With gravity, light that would otherwise fly toward some other part of the universe can be bent in our direction, allowing us to see more light than normal. The resulting bright, and often distorted, images are called gravitational lenses. The distortion comes from the fact that the masses causing the lensing are often lumpy galactic clusters, and just like a lumpy lense would create a funhouse image, a lumpy mass will create a distorted image.

Since they were first predicted more than 100 years ago, folks have been combing the skies, looking for light from the most distant objects to appear as distortions near galaxy clusters. The most famous example may be Abell 370, which has a myriad of lensed objects warping through deep images of this system. Unfortunately, since the first one was found in 1979, very few have been located… until now. The Dark Energy Survey has been systematically mapping the sky at a resolution and depth combination that has never before been achieved in a survey. By depth we mean, how faint can be seen. In their newest paper, this collaboration has announced the discovery of 335 strong lensing candidates – distant objects that are massively distorted as their light is magnified. While each distorted blob will need follow-up observations to confirm they are truly distant and how the images do or don’t relate to each other, this discovery tells us there are up to 335 new objects whose light has been traveling toward us since early in the universe’s history and that we can use to study galaxy and star formation in the first days of the universe. That’s not all.
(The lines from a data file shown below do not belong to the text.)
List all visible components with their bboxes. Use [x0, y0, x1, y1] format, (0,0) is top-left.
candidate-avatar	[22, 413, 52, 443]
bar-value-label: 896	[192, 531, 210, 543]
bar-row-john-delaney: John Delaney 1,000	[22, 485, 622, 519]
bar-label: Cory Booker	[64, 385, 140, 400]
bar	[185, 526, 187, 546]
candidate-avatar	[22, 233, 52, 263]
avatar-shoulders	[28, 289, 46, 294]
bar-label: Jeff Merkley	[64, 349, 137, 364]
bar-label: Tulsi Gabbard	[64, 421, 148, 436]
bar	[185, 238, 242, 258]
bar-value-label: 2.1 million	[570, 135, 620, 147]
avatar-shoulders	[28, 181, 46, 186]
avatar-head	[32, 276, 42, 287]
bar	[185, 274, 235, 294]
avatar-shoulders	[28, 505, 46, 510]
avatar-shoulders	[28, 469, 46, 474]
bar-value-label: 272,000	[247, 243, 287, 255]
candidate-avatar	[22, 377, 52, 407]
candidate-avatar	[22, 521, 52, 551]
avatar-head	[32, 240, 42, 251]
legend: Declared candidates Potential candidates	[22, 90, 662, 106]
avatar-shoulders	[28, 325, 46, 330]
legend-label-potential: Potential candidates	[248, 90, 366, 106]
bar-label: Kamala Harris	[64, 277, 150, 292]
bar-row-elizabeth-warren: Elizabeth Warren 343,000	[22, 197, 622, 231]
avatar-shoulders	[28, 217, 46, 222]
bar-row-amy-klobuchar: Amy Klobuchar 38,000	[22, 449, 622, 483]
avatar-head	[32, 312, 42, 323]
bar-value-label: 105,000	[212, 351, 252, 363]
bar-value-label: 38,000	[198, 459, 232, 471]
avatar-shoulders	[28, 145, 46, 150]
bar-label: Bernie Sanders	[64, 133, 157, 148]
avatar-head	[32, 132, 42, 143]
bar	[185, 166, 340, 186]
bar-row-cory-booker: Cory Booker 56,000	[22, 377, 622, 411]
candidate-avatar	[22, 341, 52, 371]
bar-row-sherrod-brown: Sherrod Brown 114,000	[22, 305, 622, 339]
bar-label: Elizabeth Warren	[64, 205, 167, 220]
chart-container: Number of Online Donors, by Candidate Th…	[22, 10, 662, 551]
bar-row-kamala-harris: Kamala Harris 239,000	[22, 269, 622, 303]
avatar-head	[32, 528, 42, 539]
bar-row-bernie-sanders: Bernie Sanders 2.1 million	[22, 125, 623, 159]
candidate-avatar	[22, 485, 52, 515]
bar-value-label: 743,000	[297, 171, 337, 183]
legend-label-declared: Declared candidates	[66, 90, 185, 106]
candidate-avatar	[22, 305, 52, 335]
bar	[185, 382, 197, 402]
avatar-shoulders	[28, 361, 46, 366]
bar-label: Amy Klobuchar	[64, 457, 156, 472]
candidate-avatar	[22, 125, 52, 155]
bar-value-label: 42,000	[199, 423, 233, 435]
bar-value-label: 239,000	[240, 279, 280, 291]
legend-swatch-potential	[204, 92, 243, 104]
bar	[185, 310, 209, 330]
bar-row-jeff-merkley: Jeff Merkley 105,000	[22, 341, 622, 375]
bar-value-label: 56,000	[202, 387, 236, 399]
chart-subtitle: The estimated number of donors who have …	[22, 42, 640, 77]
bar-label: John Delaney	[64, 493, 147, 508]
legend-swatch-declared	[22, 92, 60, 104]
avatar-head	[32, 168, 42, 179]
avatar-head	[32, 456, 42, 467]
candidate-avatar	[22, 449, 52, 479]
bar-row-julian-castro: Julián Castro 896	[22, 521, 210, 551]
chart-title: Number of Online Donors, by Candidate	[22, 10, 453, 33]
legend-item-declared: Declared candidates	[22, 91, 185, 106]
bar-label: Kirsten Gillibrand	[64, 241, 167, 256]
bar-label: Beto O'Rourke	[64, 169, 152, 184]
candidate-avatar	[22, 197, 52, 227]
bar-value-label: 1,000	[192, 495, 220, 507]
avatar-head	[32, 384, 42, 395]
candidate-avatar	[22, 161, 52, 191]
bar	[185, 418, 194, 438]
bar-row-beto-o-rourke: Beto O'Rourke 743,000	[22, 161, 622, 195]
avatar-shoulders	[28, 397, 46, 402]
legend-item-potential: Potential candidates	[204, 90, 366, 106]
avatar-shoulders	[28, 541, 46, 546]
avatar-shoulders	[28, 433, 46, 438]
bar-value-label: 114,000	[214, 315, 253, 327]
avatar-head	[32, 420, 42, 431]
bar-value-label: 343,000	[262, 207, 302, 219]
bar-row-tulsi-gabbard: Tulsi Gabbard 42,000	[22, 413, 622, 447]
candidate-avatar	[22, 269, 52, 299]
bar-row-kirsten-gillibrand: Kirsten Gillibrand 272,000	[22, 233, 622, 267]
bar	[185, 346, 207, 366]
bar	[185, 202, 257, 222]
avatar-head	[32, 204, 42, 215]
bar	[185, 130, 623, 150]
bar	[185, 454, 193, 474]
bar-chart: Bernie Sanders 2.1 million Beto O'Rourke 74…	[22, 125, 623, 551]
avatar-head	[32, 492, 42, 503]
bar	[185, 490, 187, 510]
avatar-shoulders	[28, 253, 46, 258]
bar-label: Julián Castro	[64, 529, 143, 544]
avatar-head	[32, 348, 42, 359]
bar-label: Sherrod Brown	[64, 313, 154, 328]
The reason the Dark Energy Survey is investing so much time and energy into finding lensed objects is that sometimes the alignments of mass and light allow the same distant object to be lensed into multi-images, just like multiple mirrors can allow you to see the same thing repeated multiple times. Since the light path for each version of the same object is slightly different, we can use geometry and a few other tricks to figure out the difference in each path’s lengths to directly measure the changing size of the universe. This technique gives us another way to determine if Dark Energy is real, and if it is, how it has changed (or not) over the course of time. This work appears in the Astrophysical Journal Letters and was led by Xiaosheng Huang.

This is just a start. The instrument they used, the Dark Energy Spectroscopic Instrument, or DESI, isn’t fully up to operational speed yet, and when it is, these 335 new objects will hopefully turn out to be the tip of an iceberg that crushes the problem of Dark Energy.